I've looked through the various questions on unit testing but can't find one that specifically answers this question.
I've got several PHP classes that contain functions that look like this:
static function _setSuspended($Suspended, $UserID)
{
try {
$con = Propel::getConnection();
$c1 = new Criteria();
$c1->add(DomainsPeer::USERID,$UserID);
$update = new Criteria();
$update->add(DomainsPeer::SUSPENDED,$Suspended);
BasePeer::doUpdate($c1, $update, $con);
return true;
} catch(PropelException $e) {
return $e->getMessage();
}
}
I'm using Propel as my ORM. I've read through various unit testing topics that talk about creating 'Mocks' and 'Stubs' and what not but I have not been able to find anything that specifically tells you how to test a function like above.

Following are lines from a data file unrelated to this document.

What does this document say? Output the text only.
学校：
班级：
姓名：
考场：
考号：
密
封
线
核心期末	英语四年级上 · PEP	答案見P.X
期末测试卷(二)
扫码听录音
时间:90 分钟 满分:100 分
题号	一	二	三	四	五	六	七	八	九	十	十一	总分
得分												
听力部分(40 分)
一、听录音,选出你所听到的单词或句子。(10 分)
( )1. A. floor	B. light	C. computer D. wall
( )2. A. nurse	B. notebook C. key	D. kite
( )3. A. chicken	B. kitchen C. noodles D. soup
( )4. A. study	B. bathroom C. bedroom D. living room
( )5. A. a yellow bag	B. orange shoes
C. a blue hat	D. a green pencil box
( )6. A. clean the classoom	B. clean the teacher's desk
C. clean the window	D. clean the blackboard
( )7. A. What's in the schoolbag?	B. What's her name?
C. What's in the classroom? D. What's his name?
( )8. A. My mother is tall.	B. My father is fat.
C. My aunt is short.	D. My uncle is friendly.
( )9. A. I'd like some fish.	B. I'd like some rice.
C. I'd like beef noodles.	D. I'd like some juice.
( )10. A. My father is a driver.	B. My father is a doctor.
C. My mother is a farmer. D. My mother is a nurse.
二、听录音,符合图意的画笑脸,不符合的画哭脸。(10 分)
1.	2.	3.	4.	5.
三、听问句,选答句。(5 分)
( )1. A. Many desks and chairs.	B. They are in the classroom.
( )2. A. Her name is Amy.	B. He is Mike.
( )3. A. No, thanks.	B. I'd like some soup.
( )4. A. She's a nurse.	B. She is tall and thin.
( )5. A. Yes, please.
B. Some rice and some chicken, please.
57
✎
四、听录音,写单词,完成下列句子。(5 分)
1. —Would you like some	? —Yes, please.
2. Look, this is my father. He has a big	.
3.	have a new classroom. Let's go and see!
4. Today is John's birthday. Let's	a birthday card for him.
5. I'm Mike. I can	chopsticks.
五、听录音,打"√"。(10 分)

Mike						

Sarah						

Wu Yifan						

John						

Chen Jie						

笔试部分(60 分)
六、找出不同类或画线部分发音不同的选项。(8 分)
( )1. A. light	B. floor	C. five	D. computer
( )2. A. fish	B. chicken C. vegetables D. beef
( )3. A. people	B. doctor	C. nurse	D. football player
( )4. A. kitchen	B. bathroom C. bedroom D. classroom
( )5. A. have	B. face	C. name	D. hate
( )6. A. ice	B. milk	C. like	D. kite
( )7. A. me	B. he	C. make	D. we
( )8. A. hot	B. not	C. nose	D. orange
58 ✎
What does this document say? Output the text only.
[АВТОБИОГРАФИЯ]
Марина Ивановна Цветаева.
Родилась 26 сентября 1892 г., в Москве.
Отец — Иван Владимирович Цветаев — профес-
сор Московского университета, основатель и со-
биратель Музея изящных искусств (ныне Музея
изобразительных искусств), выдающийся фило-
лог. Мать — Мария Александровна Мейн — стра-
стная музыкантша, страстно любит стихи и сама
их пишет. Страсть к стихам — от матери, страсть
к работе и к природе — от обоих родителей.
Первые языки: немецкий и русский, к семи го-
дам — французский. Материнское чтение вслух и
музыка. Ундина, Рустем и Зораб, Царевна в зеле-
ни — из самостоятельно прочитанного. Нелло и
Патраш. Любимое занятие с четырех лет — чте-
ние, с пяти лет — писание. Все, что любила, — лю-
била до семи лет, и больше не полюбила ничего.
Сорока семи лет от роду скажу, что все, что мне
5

My thinking goes something like: I need to test the function above so I would want to call it. But if I call it, it uses Propel as the ORM and according to the Unit Testing principles I should isolate each function by itself.
I just don't see a way to do that. What am I missing here?
I've found that mocking the ORM doesn't give me any confidence because the ORM configuration never gets tested. ORMs also have lots of action at a distance effects which can give false confidence with unit tests. Mocking the database driver or providing an alternate in-memory database gives me much higher confidence my code is correct and is about as hard as mocking the ORM.
SQLite is a great in-memory database for unit testing. It's on the PDO supported database list. (PDO is the Propel 1.3 database driver.) If you don't want to use an in-memory database, you might be able to find a PDO mock already written.